ステレオサウンド 38号取材時の岩崎先生のメインシステムは、
スピーカーがパラゴン、コントロールアンプはクワドエイトのLM6200R、
パワーアンプはパイオニア・エクスクルーシヴM4、
アナログプレーヤーは、マイクロの三本脚のターンテーブルDDX1000に、
やはりマイクロのトーンアームMA505を組み合わせ、
カートリッジはノイマンのDST62とソナスのグリーン・ラベル。

M4はどこに置かれているのか写真ではわからないが、LM6200Rはパラゴンの上に置いてある。
LM6200Rの上には、さらにJBLのSG520が乗っている。
SG520の上には、ジープの模型が置いてある。

この横に、マイクロのプレーヤーが設置されている。パラゴンの上部中央にあるわけだ。
パラゴンの上には、これらの他に、パイプやら置物やらヘッドホンなど、ところ狭しと乗っている。

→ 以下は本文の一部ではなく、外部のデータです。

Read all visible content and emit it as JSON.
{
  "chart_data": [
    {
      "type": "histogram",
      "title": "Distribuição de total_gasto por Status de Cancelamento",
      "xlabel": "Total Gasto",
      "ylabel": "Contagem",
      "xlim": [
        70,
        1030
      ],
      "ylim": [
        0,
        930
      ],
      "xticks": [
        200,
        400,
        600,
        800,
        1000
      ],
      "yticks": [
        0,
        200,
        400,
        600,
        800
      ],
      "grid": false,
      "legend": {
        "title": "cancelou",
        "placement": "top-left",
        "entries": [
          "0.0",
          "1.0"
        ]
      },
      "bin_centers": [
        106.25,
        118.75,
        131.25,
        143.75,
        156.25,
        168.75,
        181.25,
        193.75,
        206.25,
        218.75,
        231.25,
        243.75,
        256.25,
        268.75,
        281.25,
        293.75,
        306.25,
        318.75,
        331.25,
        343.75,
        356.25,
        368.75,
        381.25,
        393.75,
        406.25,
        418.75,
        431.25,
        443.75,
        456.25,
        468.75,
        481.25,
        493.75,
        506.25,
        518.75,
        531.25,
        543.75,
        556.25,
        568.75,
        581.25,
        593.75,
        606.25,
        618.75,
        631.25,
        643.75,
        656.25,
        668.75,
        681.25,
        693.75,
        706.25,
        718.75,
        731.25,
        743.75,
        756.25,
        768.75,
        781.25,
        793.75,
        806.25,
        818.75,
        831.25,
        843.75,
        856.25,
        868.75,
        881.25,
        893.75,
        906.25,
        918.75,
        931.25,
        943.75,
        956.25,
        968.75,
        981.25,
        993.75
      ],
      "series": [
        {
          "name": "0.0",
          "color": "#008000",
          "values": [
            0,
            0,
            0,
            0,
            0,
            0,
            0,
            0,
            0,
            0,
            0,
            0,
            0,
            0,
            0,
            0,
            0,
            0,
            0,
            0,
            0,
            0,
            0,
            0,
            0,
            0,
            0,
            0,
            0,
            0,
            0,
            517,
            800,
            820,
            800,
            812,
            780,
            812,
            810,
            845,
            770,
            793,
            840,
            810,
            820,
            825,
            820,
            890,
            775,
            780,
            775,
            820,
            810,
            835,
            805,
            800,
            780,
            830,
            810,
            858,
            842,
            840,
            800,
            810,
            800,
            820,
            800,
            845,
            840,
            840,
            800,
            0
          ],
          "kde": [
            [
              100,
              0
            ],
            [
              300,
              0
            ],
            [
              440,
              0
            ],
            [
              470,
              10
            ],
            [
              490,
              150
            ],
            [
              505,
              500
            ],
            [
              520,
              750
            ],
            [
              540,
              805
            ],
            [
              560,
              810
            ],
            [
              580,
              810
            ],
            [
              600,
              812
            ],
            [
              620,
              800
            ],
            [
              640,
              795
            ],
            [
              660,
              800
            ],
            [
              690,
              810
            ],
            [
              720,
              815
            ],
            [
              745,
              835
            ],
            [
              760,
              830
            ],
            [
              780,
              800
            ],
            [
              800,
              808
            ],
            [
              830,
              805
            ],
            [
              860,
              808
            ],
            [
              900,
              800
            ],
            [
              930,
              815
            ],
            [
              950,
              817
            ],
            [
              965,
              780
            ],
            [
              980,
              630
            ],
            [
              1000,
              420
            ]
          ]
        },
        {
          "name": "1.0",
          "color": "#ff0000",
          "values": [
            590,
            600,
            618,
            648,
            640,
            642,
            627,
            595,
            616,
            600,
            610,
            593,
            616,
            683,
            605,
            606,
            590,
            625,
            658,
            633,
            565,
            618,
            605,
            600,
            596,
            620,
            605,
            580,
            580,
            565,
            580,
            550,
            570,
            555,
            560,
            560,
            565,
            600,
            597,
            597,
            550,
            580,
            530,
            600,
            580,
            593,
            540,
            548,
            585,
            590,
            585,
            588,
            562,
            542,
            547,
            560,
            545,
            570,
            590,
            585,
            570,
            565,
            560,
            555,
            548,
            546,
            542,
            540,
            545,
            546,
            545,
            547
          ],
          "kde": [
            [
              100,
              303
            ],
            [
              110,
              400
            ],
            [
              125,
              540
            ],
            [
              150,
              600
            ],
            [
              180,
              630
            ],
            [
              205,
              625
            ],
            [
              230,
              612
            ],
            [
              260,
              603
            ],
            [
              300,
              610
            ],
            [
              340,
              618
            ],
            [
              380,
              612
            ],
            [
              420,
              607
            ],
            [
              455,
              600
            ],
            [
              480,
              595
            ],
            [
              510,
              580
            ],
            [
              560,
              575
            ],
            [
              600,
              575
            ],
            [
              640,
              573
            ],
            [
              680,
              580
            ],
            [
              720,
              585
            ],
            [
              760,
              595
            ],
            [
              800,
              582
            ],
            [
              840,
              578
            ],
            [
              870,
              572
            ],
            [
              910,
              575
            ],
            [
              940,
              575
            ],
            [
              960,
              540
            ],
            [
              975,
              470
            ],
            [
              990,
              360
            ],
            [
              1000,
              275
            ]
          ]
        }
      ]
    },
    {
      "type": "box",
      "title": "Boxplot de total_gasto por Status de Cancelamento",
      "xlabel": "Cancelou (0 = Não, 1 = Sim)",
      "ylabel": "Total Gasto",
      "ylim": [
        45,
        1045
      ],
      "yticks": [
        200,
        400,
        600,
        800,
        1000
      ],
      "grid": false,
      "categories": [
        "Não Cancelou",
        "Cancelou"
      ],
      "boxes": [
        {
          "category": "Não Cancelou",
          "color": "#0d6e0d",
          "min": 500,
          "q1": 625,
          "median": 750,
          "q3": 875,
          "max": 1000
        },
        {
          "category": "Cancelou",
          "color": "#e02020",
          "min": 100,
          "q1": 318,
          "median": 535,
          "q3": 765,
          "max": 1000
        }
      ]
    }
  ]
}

大音量の岩崎先生だけに、プレーヤーの置き場所はいろいろと試されたのだろう。
その結果、いちばんハウリングが少なかったのが、パラゴンの上だときいている。

ハウリングはプレーヤーの構造や置き方の工夫によっても多く変わるし、
とうぜん置き場所によっても変化する。床の強度が関係したり、音圧が集まるところは避けたい。

だから部屋によってベストの場所はさまざまだろう。スピーカーの設置場所が変われば、
ハウリングの少ない場所も、また変わる。
試行錯誤して最適の場所をさがすわけだが、岩崎先生以外の人で、
パラゴンの上に試しでもいいから、とプレーヤーを置いてみる人は、まずいないはず。

ハウリングのこと、オーディオのことをまったく知らない人ならば、そこに置く可能性はあるだろう。
でもオーディオの知識がある限り、
しかもパラゴンというスピーカーシステムを買おうという人にとっては、
そこは、試す場所からは、最初から除外される。